Politics

What Leftists Said About Court Packing Just a Few Years Ago Will Shock You

There’s no harsher way to wake up than having cold water thrown in your face. All of America learned how little Leftists value their word this week as Joe Biden announced his intention to pack the Supreme Court, and conservatives have rightfully interpreted this move as a wake-up call against negotiating with the disingenuous and fanatical revolutionaries currently making violent strides towards the conquest of our country. A Leftist of no greater manufactured esteem than Justice Ruth Bader Ginsburg called the idea boneheaded; so what’s going through Biden’s head? We have some ideas, and so do the radicals in Biden’s party.

Let’s start with Biden’s own statements: Biden in 1983 called such a move “boneheaded.” Ginsburg warned that it was a “bad idea” when former President Franklin Roosevelt tried, and failed, in 1937 to expand the Supreme Court and add favorable judges.

Their comments stand in contrast to those far-left members of Congress who on Thursday introduced a bill that proposes expanding the Supreme Court from nine to 13 members.

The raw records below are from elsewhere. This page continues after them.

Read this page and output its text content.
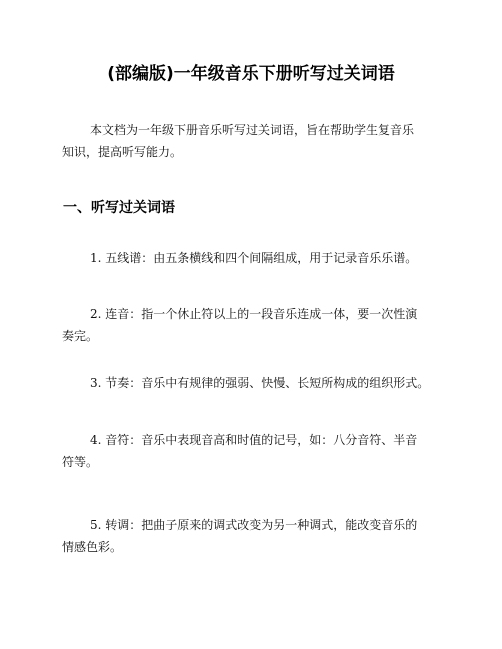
(部编版)一年级音乐下册听写过关词语
本文档为一年级下册音乐听写过关词语，旨在帮助学生复音乐
知识，提高听写能力。
一、听写过关词语
1. 五线谱：由五条横线和四个间隔组成，用于记录音乐乐谱。
2. 连音：指一个休止符以上的一段音乐连成一体，要一次性演
奏完。
3. 节奏：音乐中有规律的强弱、快慢、长短所构成的组织形式。
4. 音符：音乐中表现音高和时值的记号，如：八分音符、半音
符等。
5. 转调：把曲子原来的调式改变为另一种调式，能改变音乐的
情感色彩。
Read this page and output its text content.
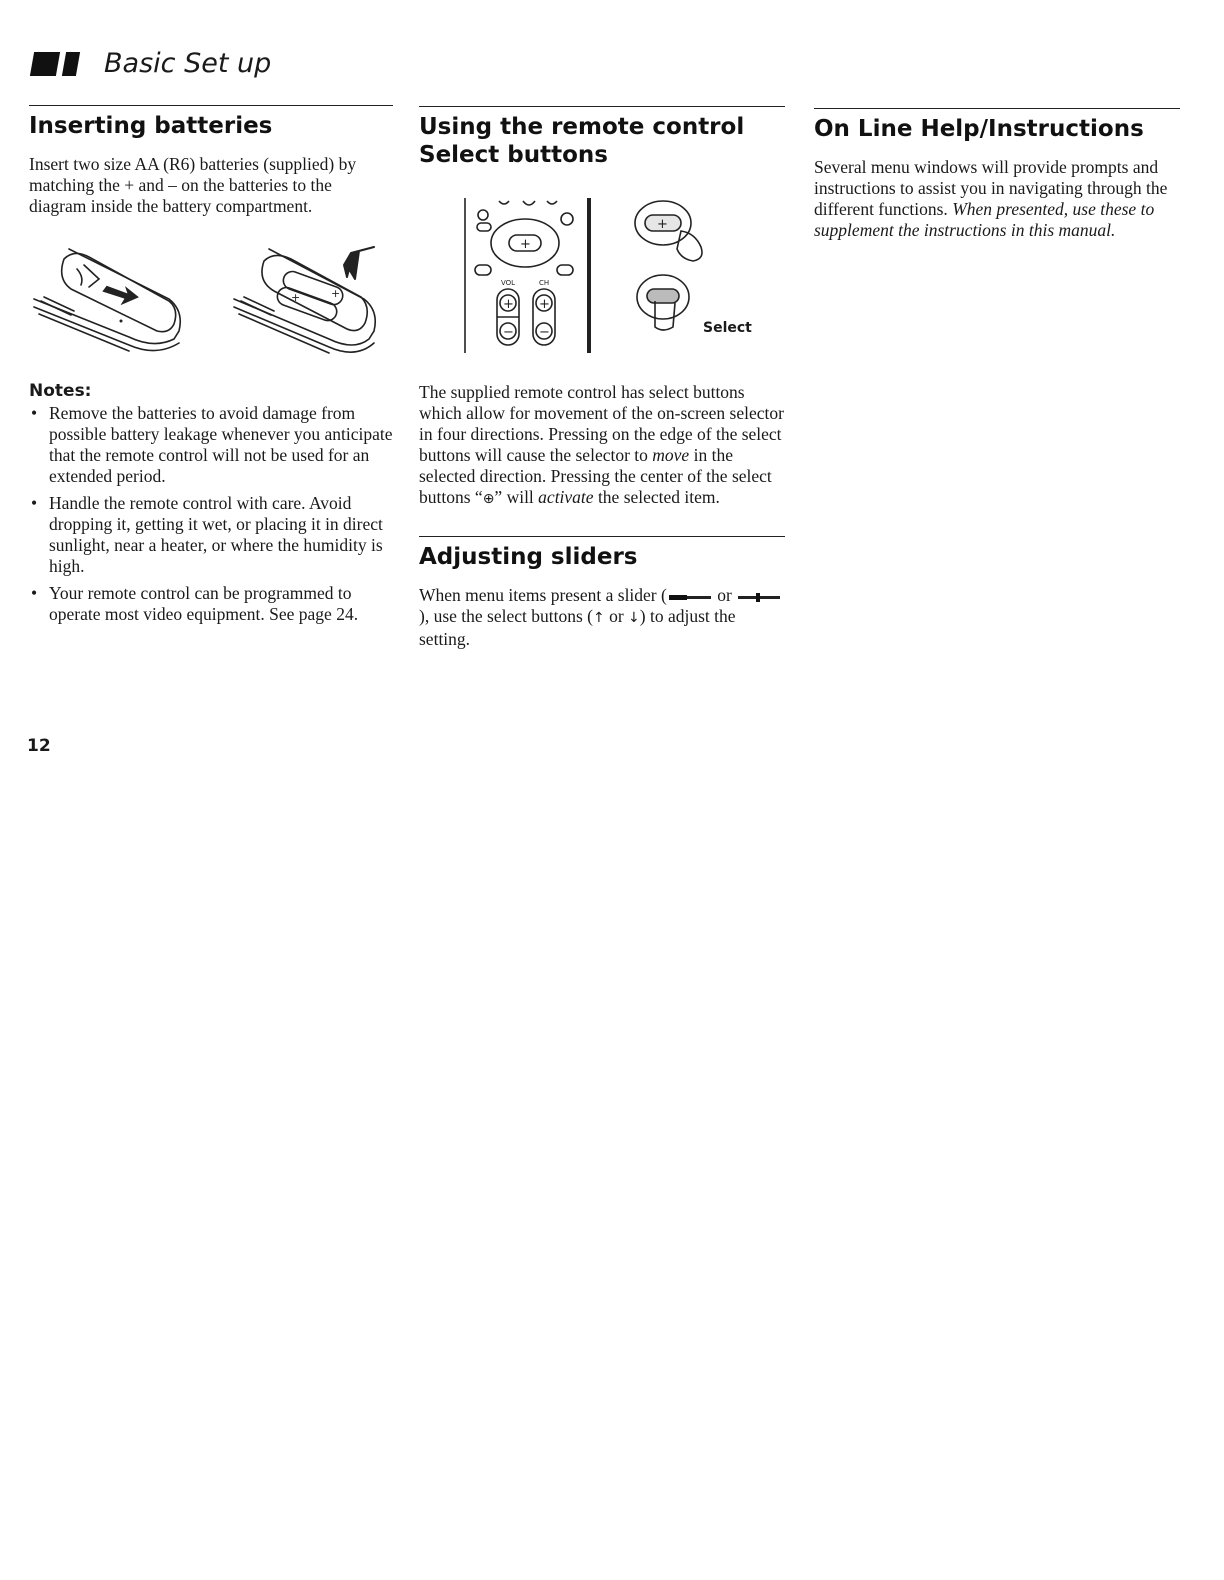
Basic Set up
Inserting batteries

Insert two size AA (R6) batteries (supplied) by matching the + and – on the batteries to the diagram inside the battery compartment.

+
+
Notes:
• Remove the batteries to avoid damage from possible battery leakage whenever you anticipate that the remote control will not be used for an extended period.
• Handle the remote control with care. Avoid dropping it, getting it wet, or placing it in direct sunlight, near a heater, or where the humidity is high.
• Your remote control can be programmed to operate most video equipment. See page 24.
Using the remote control
Select buttons
+
+
−
+
−
+
VOL	CH
Select

The supplied remote control has select buttons which allow for movement of the on-screen selector in four directions. Pressing on the edge of the select buttons will cause the selector to move in the selected direction. Pressing the center of the select buttons “⊕” will activate the selected item.

Adjusting sliders

When menu items present a slider (	or
), use the select buttons (↑ or ↓) to adjust the setting.

On Line Help/Instructions

Several menu windows will provide prompts and instructions to assist you in navigating through the different functions. When presented, use these to supplement the instructions in this manual.

12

Democratic Rep. Mondaire Jones of New York, a freshman member helping to lead the bill, said in a tweet on Wednesday night: “Supreme Court expansion is infrastructure.” The quip was a reference to Democrats’ expanded definition of infrastructure, such as calling child care infrastructure, as Biden pushes his “American Jobs Plan” infrastructure agenda.

House Judiciary Committee Chairman Jerry Nadler is also leading the legislation in the House, and Massachusetts Sen. Ed Markey is leading a Senate version of the proposal.

“President Roosevelt clearly had the right to send to the United States Senate and the United States Congress a proposal to pack the court. It was totally within his right to do that. He violated no law. He was legalistically, absolutely correct,” Biden said in 1983, when he was the ranking member on the Senate Judiciary Committee.

“But it was a bonehead idea,” he said. “It was a terrible, terrible mistake to make. And it put in question, for an entire decade, the independence of the most significant body, including the Congress included in my view, in this country, the Supreme Court of the United States of America.”

Ginsburg’s stated opposition to court expansion came in 2019, as Democratic presidential primary candidates floated expanding the Supreme Court.